Proprio per queste grandi aspettative, dal 2013 gli investitori hanno iniziato a versare milioni di dollari in start-up Bitcoin per gestire la moneta unica e gli scambi. Un investimento che è cresciuto passando da 95 milioni di dollari nel 2013, a 362 milioni nel 2014 fino agli 866 milioni nel 2015. L’entusiasmo, però, sembra ora essersi raffreddato: nei primi undici mesi del 2016 sono stati investiti poco meno di 380milioni. Il motivo di questo calo significativo, secondo gli esperti, è da ricercare nella frattura ormai insanabile tra i diversi sviluppatori Bitcoin. Satoshi Nakamoto inizialmente aveva progettato la sua moneta per essere scambiata in una rete fatta per elaborare solo poche migliaia di transazioni all'ora. Adesso che Bitcoin è diventato così popolare, la rete è apparsa inadeguata. Aumentare la capacità di questa non è difficile da un punto di vista tecnico, ma proposte per affrontare il problema hanno incontrato molta resistenza da parte dei cosiddetti ‘puristi’ Bitcoin che temono che la rete Bitcoin peer-to-peer possa diventare dipendente dalle grandi aziende delle telecomunicazioni. Questo dibattito ha diviso la comunità Bitcoin in due fazioni e rallentato l’azione degli sviluppatori. Come risultato, ci sono stati solo modesti miglioramenti e gli utenti Bitcoin hanno subito ritardi più lunghi nei tempi delle transazioni. Tra i motivi per cui si è registrata una frenata della diffusione del sitema virtuale Bitcoin, c'è il fatto che sia la moneta privilegiata nel mercato illegale e nel cosiddetto 'deep web'. Una evidenza la cui portata, però, è molto meno significativa di quanto si dica
Come funziona il sistema Bitcoin
Bisogna partire di ‘miner’ e ‘wallet’. Per Miner si intende uno o più computer messi a disposizione del P2P (rete di condivisione di file o, nel caso, di Bitcoin) per l’operazione di verifica della correttezza di un’operazione. Per Wallet, invece, si intende il programma che permette di entrare nella rete Bitcoin e contiene indirizzi e chiavi per effettuare le transazioni economiche, cosa che fa del wallet una banca personale per Bitcoin. Possono essere installati sullo smartphone per piccoli pagamenti con QR Code e possono essere un servizio web o un software. Per usare un Bitcoin è necessario avere una chiave di decrittazione, che si può ottenere nei wallet. Proprio questo è il passaggio più delicato perché è in questi frangenti che si possono intromettere gli hacker che possono rubare i codici. Per poter spendere un Bitcoin è necessario avere una chiave personale che porta all’indirizzo presso il quale è possibile effettuare una transazione. Gli indirizzi sono sequenze alfanumeriche della lunghezza di circa 30 caratteri e ogni transazione viene archiviata in un apposito registro denominato “block chain”, utile a verificare che l’intera procedura sia andata a buon fine e che il valore transitato sia stato effettivamente posseduto prima e depositato poi.

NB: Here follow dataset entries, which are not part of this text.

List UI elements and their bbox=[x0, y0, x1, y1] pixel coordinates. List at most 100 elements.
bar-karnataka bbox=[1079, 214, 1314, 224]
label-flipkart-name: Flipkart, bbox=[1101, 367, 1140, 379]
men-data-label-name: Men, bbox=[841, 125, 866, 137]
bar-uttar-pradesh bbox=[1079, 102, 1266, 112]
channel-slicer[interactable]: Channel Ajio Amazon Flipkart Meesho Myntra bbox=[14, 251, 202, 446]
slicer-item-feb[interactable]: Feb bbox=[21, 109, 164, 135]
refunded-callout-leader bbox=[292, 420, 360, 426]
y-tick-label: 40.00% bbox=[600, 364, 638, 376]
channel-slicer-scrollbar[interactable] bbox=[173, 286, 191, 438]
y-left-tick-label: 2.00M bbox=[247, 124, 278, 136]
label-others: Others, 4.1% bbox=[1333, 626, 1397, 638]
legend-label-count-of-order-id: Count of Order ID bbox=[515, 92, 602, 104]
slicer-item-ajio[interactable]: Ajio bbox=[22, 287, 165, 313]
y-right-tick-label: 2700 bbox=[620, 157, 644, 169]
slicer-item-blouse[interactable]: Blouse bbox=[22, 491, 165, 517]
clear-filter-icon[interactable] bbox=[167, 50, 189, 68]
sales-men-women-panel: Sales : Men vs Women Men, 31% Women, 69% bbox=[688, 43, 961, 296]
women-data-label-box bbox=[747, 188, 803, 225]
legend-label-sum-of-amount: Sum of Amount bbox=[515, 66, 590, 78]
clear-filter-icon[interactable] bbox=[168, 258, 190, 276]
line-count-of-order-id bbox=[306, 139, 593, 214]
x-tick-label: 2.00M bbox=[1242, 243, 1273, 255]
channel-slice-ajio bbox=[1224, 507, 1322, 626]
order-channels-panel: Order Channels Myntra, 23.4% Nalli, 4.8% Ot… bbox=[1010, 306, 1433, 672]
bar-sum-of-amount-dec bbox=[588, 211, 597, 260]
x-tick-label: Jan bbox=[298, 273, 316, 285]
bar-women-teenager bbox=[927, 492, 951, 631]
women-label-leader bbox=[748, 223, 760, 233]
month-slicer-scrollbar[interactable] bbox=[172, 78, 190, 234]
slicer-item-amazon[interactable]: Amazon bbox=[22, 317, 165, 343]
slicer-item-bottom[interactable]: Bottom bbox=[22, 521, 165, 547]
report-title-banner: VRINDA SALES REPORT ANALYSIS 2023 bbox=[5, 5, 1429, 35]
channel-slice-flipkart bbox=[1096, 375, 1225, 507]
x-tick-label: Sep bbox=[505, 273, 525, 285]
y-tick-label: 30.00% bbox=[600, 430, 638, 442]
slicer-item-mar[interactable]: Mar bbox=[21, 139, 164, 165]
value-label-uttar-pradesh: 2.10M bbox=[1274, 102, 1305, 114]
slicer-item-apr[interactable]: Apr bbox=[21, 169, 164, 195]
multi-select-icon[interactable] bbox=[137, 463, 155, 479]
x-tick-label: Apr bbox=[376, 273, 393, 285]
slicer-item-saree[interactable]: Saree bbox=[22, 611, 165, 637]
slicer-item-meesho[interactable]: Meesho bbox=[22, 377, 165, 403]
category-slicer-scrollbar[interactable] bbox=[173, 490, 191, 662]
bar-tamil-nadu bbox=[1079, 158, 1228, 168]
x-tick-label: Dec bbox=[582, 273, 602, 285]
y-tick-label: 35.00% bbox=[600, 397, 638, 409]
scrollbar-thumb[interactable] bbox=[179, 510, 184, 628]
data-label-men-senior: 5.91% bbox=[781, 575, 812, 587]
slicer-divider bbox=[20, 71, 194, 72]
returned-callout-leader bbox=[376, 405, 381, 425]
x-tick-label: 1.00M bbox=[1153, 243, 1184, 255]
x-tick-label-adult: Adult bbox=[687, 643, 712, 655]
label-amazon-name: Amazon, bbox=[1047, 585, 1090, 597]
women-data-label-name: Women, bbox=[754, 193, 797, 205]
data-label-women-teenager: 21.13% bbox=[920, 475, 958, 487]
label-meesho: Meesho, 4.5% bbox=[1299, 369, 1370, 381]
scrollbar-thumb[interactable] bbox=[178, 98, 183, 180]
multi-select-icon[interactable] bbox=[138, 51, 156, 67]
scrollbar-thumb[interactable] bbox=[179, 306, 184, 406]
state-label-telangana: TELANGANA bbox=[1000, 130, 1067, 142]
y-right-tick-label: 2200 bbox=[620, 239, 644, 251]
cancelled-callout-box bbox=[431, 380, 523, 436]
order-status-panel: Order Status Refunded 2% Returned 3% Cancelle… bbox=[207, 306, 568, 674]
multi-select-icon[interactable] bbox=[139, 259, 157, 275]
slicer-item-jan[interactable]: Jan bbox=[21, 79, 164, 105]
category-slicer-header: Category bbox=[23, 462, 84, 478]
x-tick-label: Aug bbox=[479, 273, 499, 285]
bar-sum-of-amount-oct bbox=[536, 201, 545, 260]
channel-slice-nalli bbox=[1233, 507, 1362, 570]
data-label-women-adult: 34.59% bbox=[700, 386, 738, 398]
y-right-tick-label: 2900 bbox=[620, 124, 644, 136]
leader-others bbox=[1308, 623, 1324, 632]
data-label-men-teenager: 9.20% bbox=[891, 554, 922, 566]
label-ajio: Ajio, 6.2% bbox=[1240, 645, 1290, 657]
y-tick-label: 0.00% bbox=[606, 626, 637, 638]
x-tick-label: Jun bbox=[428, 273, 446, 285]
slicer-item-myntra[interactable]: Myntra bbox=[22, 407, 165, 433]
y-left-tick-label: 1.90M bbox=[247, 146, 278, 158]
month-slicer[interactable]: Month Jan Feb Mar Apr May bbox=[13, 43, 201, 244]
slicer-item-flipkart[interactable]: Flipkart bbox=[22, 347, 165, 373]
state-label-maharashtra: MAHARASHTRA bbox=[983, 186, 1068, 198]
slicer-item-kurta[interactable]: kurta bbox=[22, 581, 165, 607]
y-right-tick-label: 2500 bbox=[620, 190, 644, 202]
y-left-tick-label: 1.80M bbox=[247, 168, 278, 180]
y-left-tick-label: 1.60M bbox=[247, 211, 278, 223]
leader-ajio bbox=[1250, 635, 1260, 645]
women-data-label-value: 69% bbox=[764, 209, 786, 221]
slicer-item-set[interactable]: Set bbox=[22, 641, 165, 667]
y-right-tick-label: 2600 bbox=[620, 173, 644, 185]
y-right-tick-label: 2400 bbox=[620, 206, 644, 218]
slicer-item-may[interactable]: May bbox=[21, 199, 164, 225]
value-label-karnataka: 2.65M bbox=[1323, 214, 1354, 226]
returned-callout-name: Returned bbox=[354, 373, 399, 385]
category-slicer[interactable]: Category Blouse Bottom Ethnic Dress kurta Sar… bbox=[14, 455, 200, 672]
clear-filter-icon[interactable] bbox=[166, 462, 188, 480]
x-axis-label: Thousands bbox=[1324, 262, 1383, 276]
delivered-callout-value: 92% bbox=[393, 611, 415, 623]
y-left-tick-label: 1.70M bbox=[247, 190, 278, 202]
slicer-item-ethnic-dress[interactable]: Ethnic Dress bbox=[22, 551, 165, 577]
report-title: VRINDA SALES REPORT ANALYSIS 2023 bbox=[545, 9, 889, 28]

Se qualcuno vuole spedire un Bitcoin o riceverlo, è necessario che chiave e indirizzo collimino. Ovviamente perché ci sia una compravendita bisogna che le due chiavi e i due indirizzi si conoscano. Il peer-to-peer, a questo punto, consente la transazione economica e la registra.
Quanto vale un Bitcoin, come acquistarlo e quanti ce ne sono
Attualmente un Bitcoin vale oltre 700 euro, anche se per questa moneta è impossibile pensare a una quotazione stabile soprattutto perché si basa sullo scambio di utenti, senza alcuna regolazione. Il modo più semplice per acquistare Bitcoin è utilizzare il denaro tradizionale nelle piattaforme di scambio (Bitstamp e altri, un metodo veloce in Italia è quello che sfrutta postePay). Il massimo numero di Bitcoin che potranno essere messi in circolazione nel tempo è di 21 milioni. L’ideatore della moneta virtuale, infatti, ha previsto che la sua circolazione sia limitata a priori. Il motivo è legato alla sua natura molto inflattiva che, se gli utenti non conoscessero già la sua circolazione massima, potrebbe essere usata per scopi speculativi. Il sistema prevede che ogni 4 anni si dimezzi la creazione di nuovi Bitcoin. Nel 2013 erano già la metà della quantità massima e nel 2017 si toccheranno i 3/4 di questi 21 milioni.